What Employers Should Do

Employers should first determine how their business is impacted by the Order. Employers providing essential services are allowed to remain open, while bars, dine-in restaurants, and others are expressly required to close. Many other employers will need to determine if they provide critical infrastructure services exempt from the Order based on the CISA Memorandum, the “Stay Home Except For Essential Needs” webpage, and the most recent available guidance from the California governor’s office.  

Businesses that must close should determine whether their employees can work from home or consider other options. For example, employees affected by this Order may be entitled to paid leave under the recently passed Families First Coronavirus Response Act, which we discuss in more detail here. Furloughed or laid-off employees may also be entitled to unemployment insurance benefits.
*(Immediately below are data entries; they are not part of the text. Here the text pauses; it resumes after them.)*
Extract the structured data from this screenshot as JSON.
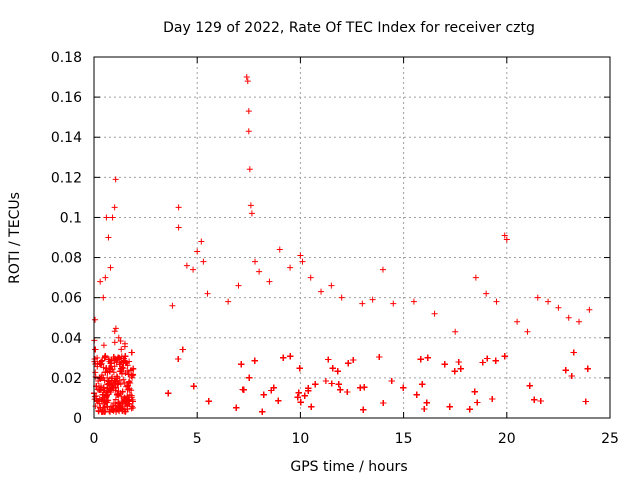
{
  "chart_data": {
    "type": "scatter",
    "title": "Day 129 of 2022, Rate Of TEC Index for receiver cztg",
    "xlabel": "GPS time / hours",
    "ylabel": "ROTI / TECUs",
    "xlim": [
      0,
      25
    ],
    "ylim": [
      0,
      0.18
    ],
    "xticks": [
      0,
      5,
      10,
      15,
      20,
      25
    ],
    "yticks": [
      0,
      0.02,
      0.04,
      0.06,
      0.08,
      0.1,
      0.12,
      0.14,
      0.16,
      0.18
    ],
    "grid": true,
    "marker": "+",
    "marker_color": "#ff0000",
    "series": [
      {
        "name": "ROTI",
        "x": [
          0.05,
          0.15,
          0.3,
          0.45,
          0.55,
          0.6,
          0.7,
          0.8,
          0.9,
          1.0,
          1.05,
          1.2,
          1.5,
          3.8,
          4.1,
          4.1,
          4.5,
          4.8,
          5.0,
          5.2,
          5.3,
          5.5,
          6.5,
          7.0,
          7.4,
          7.45,
          7.5,
          7.5,
          7.55,
          7.6,
          7.65,
          7.8,
          8.0,
          8.5,
          9.0,
          9.5,
          10.0,
          10.1,
          10.5,
          11.0,
          11.5,
          12.0,
          13.0,
          13.5,
          14.0,
          14.5,
          15.5,
          16.5,
          17.5,
          18.5,
          19.0,
          19.5,
          19.9,
          20.0,
          20.5,
          21.0,
          21.5,
          22.0,
          22.5,
          23.0,
          23.5,
          24.0
        ],
        "y": [
          0.049,
          0.03,
          0.068,
          0.06,
          0.07,
          0.1,
          0.09,
          0.075,
          0.1,
          0.105,
          0.119,
          0.04,
          0.037,
          0.056,
          0.105,
          0.095,
          0.076,
          0.074,
          0.083,
          0.088,
          0.078,
          0.062,
          0.058,
          0.066,
          0.17,
          0.168,
          0.153,
          0.143,
          0.124,
          0.106,
          0.102,
          0.078,
          0.073,
          0.068,
          0.084,
          0.075,
          0.081,
          0.078,
          0.07,
          0.063,
          0.066,
          0.06,
          0.057,
          0.059,
          0.074,
          0.057,
          0.058,
          0.052,
          0.043,
          0.07,
          0.062,
          0.058,
          0.091,
          0.089,
          0.048,
          0.043,
          0.06,
          0.058,
          0.055,
          0.05,
          0.048,
          0.054
        ]
      }
    ],
    "dense_background_description": "Dense band of values between 0.0 and about 0.03 from 0 to ~1.9 h and from ~3.6 h to ~24 h, gap between ~1.9 h and ~3.6 h"
  }
}
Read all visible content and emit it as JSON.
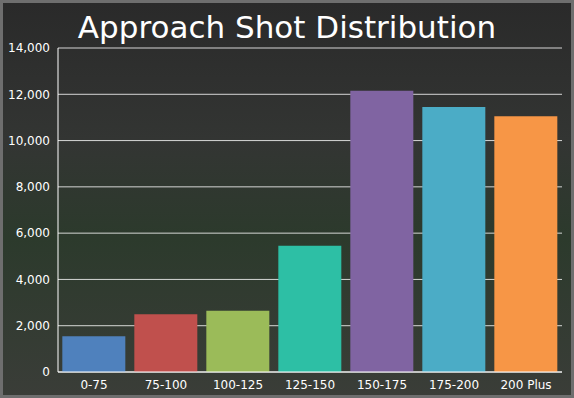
{
  "chart_data": {
    "type": "bar",
    "title": "Approach Shot Distribution",
    "categories": [
      "0-75",
      "75-100",
      "100-125",
      "125-150",
      "150-175",
      "175-200",
      "200 Plus"
    ],
    "values": [
      1550,
      2500,
      2650,
      5450,
      12150,
      11450,
      11050
    ],
    "colors": [
      "#4f81bd",
      "#c0504d",
      "#9bbb59",
      "#2dbfa5",
      "#8064a2",
      "#4bacc6",
      "#f79646"
    ],
    "ylim": [
      0,
      14000
    ],
    "yticks": [
      0,
      {
        "value": 2000,
        "label": "2,000"
      },
      {
        "value": 4000,
        "label": "4,000"
      },
      {
        "value": 6000,
        "label": "6,000"
      },
      {
        "value": 8000,
        "label": "8,000"
      },
      {
        "value": 10000,
        "label": "10,000"
      },
      {
        "value": 12000,
        "label": "12,000"
      },
      {
        "value": 14000,
        "label": "14,000"
      }
    ],
    "grid": true
  }
}
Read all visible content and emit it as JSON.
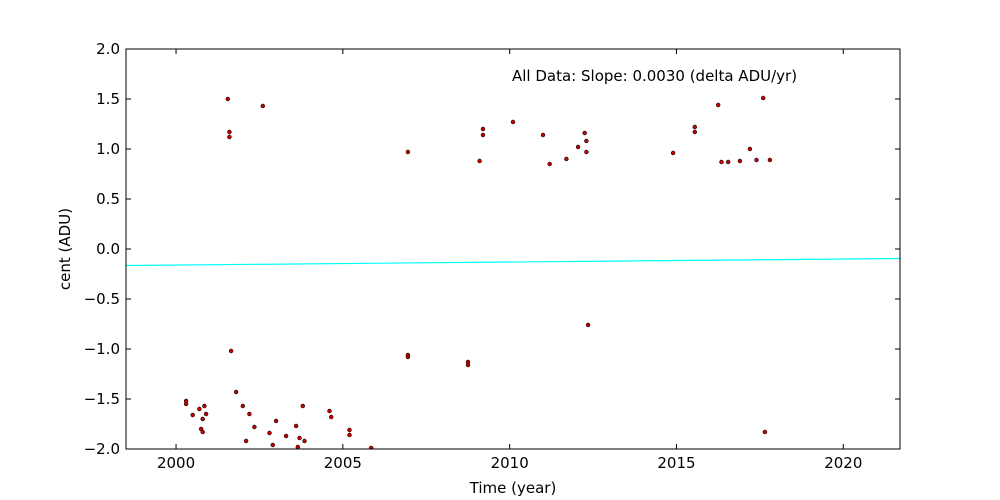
{
  "chart_data": {
    "type": "scatter",
    "title": "",
    "xlabel": "Time (year)",
    "ylabel": "cent (ADU)",
    "xlim": [
      1998.5,
      2021.7
    ],
    "ylim": [
      -2.0,
      2.0
    ],
    "x_ticks": [
      2000,
      2005,
      2010,
      2015,
      2020
    ],
    "x_tick_labels": [
      "2000",
      "2005",
      "2010",
      "2015",
      "2020"
    ],
    "y_ticks": [
      -2.0,
      -1.5,
      -1.0,
      -0.5,
      0.0,
      0.5,
      1.0,
      1.5,
      2.0
    ],
    "y_tick_labels": [
      "−2.0",
      "−1.5",
      "−1.0",
      "−0.5",
      "0.0",
      "0.5",
      "1.0",
      "1.5",
      "2.0"
    ],
    "grid": false,
    "annotation": "All Data: Slope:  0.0030 (delta ADU/yr)",
    "fit_line": {
      "color": "#00ffff",
      "points": [
        [
          1998.5,
          -0.165
        ],
        [
          2021.7,
          -0.095
        ]
      ]
    },
    "series": [
      {
        "marker_color": "#cc0000",
        "edge_color": "#000000",
        "points": [
          [
            2000.3,
            -1.55
          ],
          [
            2000.3,
            -1.52
          ],
          [
            2000.5,
            -1.66
          ],
          [
            2000.7,
            -1.6
          ],
          [
            2000.75,
            -1.8
          ],
          [
            2000.8,
            -1.83
          ],
          [
            2000.8,
            -1.7
          ],
          [
            2000.85,
            -1.57
          ],
          [
            2000.9,
            -1.65
          ],
          [
            2001.55,
            1.5
          ],
          [
            2001.6,
            1.17
          ],
          [
            2001.6,
            1.12
          ],
          [
            2001.65,
            -1.02
          ],
          [
            2001.8,
            -1.43
          ],
          [
            2002.0,
            -1.57
          ],
          [
            2002.1,
            -1.92
          ],
          [
            2002.2,
            -1.65
          ],
          [
            2002.35,
            -1.78
          ],
          [
            2002.6,
            1.43
          ],
          [
            2002.8,
            -1.84
          ],
          [
            2002.9,
            -1.96
          ],
          [
            2003.0,
            -1.72
          ],
          [
            2003.3,
            -1.87
          ],
          [
            2003.6,
            -1.77
          ],
          [
            2003.65,
            -1.98
          ],
          [
            2003.7,
            -1.89
          ],
          [
            2003.8,
            -1.57
          ],
          [
            2003.85,
            -1.92
          ],
          [
            2004.6,
            -1.62
          ],
          [
            2004.65,
            -1.68
          ],
          [
            2005.2,
            -1.86
          ],
          [
            2005.2,
            -1.81
          ],
          [
            2005.85,
            -1.99
          ],
          [
            2006.95,
            0.97
          ],
          [
            2006.95,
            -1.06
          ],
          [
            2006.95,
            -1.08
          ],
          [
            2008.75,
            -1.13
          ],
          [
            2008.75,
            -1.16
          ],
          [
            2009.2,
            1.2
          ],
          [
            2009.2,
            1.14
          ],
          [
            2009.1,
            0.88
          ],
          [
            2010.1,
            1.27
          ],
          [
            2011.0,
            1.14
          ],
          [
            2011.2,
            0.85
          ],
          [
            2011.7,
            0.9
          ],
          [
            2012.05,
            1.02
          ],
          [
            2012.25,
            1.16
          ],
          [
            2012.3,
            1.08
          ],
          [
            2012.3,
            0.97
          ],
          [
            2012.35,
            -0.76
          ],
          [
            2014.9,
            0.96
          ],
          [
            2015.55,
            1.22
          ],
          [
            2015.55,
            1.17
          ],
          [
            2016.25,
            1.44
          ],
          [
            2016.35,
            0.87
          ],
          [
            2016.55,
            0.87
          ],
          [
            2016.9,
            0.88
          ],
          [
            2017.2,
            1.0
          ],
          [
            2017.4,
            0.89
          ],
          [
            2017.6,
            1.51
          ],
          [
            2017.65,
            -1.83
          ],
          [
            2017.8,
            0.89
          ]
        ]
      }
    ]
  }
}
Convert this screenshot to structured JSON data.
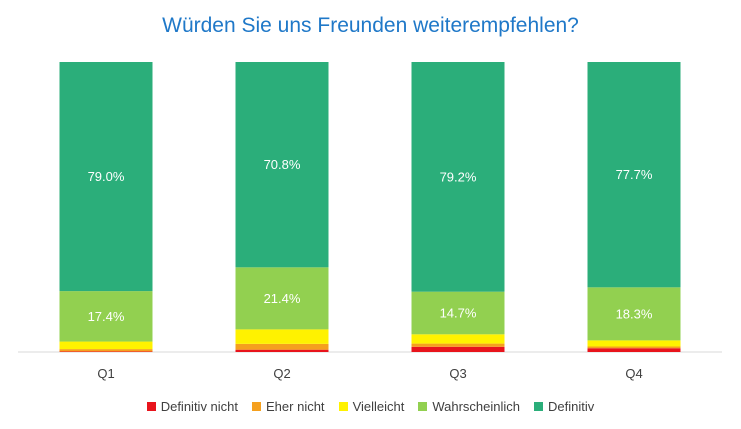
{
  "chart_data": {
    "type": "bar",
    "stacked": true,
    "title": "Würden Sie uns Freunden weiterempfehlen?",
    "categories": [
      "Q1",
      "Q2",
      "Q3",
      "Q4"
    ],
    "ylim": [
      0,
      100
    ],
    "grid": false,
    "legend_position": "bottom",
    "series": [
      {
        "name": "Definitiv nicht",
        "color": "#e8141c",
        "values": [
          0.2,
          0.8,
          1.8,
          1.3
        ],
        "labels": [
          "",
          "",
          "",
          ""
        ]
      },
      {
        "name": "Eher nicht",
        "color": "#f5a01e",
        "values": [
          0.8,
          2.0,
          1.1,
          0.6
        ],
        "labels": [
          "",
          "",
          "",
          ""
        ]
      },
      {
        "name": "Vielleicht",
        "color": "#fff200",
        "values": [
          2.6,
          5.0,
          3.2,
          2.1
        ],
        "labels": [
          "",
          "",
          "",
          ""
        ]
      },
      {
        "name": "Wahrscheinlich",
        "color": "#92d050",
        "values": [
          17.4,
          21.4,
          14.7,
          18.3
        ],
        "labels": [
          "17.4%",
          "21.4%",
          "14.7%",
          "18.3%"
        ]
      },
      {
        "name": "Definitiv",
        "color": "#2bae7a",
        "values": [
          79.0,
          70.8,
          79.2,
          77.7
        ],
        "labels": [
          "79.0%",
          "70.8%",
          "79.2%",
          "77.7%"
        ]
      }
    ]
  }
}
California employers should be mindful that the California governor has partially suspended the California WARN Act, which would have required 60 days’ notice for any mass layoffs, terminations, or relocations, but employers are still required to provide as much notice as practicable, as discussed in our post here.  

Several other states and localities have also recently issued similar “stay at home” or “shelter in place” orders. Local orders within California may be enforceable under the same laws criminalizing violation of the statewide Order, and other states may have similar or alternative enforcement mechanisms.

[i] Cal. Health & Safety Code §§ 120125, 120140, 131080, 120130(c), 120135, 120145, 120175, 120150.

[ii] Cal. Labor Code § 1102.5(f).

[iii] Tameny v. Atl. Richfield Co., 27 Cal. 3d 167 (1980).

[iv] Livitsanos v. Superior Court, 2 Cal. 4th 744 (1992) (holding Tameny claims exempt from preemption by state workers’ compensation laws).